Dr Qiu on the Efficacy and Safety of Eque-Cel in Relapsed/Refractory Multiple Myeloma

“At this conference, we [presented] updated data after a median follow-up of 3 years. In the whole group, the median PFS was 30.5 month. For the 95 patients without prior CAR T-cell therapy, the median PFS was 35.9 months. In my impression, the safety profile [was] well [tolerated], and during the trial, approximately 95% of patients had CRS, but mostly grade 1 or grade 2.”

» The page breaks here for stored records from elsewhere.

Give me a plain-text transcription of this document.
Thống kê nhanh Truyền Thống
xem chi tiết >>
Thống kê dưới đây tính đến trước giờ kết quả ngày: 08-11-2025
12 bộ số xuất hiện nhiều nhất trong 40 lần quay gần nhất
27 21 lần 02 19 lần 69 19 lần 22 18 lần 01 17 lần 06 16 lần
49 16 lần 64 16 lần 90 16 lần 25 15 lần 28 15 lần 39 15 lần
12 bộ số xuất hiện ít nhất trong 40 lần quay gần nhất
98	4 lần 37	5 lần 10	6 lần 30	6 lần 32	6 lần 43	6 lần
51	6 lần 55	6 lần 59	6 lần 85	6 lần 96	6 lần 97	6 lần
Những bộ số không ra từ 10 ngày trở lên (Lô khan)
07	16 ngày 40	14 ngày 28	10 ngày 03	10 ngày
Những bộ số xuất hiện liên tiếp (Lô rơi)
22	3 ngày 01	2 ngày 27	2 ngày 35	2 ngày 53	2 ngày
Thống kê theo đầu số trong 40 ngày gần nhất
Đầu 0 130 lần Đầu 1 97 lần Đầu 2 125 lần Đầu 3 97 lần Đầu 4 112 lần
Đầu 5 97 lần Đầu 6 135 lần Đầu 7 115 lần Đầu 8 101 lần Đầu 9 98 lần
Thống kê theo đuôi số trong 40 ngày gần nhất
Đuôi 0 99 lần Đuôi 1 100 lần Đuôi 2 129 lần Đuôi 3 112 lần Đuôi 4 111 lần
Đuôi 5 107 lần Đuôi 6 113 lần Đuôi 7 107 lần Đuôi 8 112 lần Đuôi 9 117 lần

Lugui Qiu, MD, a professor and head of the Lymphoma and Myeloma Center at the China Academy of Chinese Medical Sciences, discussed updated 3-year follow-up results from the phase 1b/2 FUMANBA-1 trial (ChiCTR2000033946), which evaluated the fully human anti–BCMA CAR T-cell therapy equecabtagene autoleucel (eque-cel) in patients with relapsed or refractory multiple myeloma.

At a median follow-up of 36 months, eque-cel continued to demonstrate durable clinical activity with deep and sustained responses. Among 107 efficacy-evaluable patients, the objective response rate (ORR) was 96.3%, with 83.2% of patients achieving a complete response (CR) or better. In the subset of 95 patients who had not received prior CAR T-cell therapy, the ORR and CR rates were 98.9% and 88.4%, respectively.

The median progression-free survival (PFS) was 30.46 months (95% CI, 24.11-42.15) across all patients, 39.82 months (95% CI, 30.26-not estimable [NE]) among those achieving at least a complete response (CR), and 35.91 months (95% CI, 25.95-47.67) among those without prior CAR T-cell therapy. According to Qiu, the median overall survival (OS) had not been reached at the time of analysis, with 66.3% of patients remaining alive at 3 years.

Qiu also noted that the safety profile was mostly well tolerated. In the safety assessment, cytokine release syndrome was reported in 93.6% of patients, though only 1 effect was grade 3 or higher. Immune effector cell–associated neurotoxicity syndrome occurred in 2 patients, presenting as grade 1 and grade 2, respectively.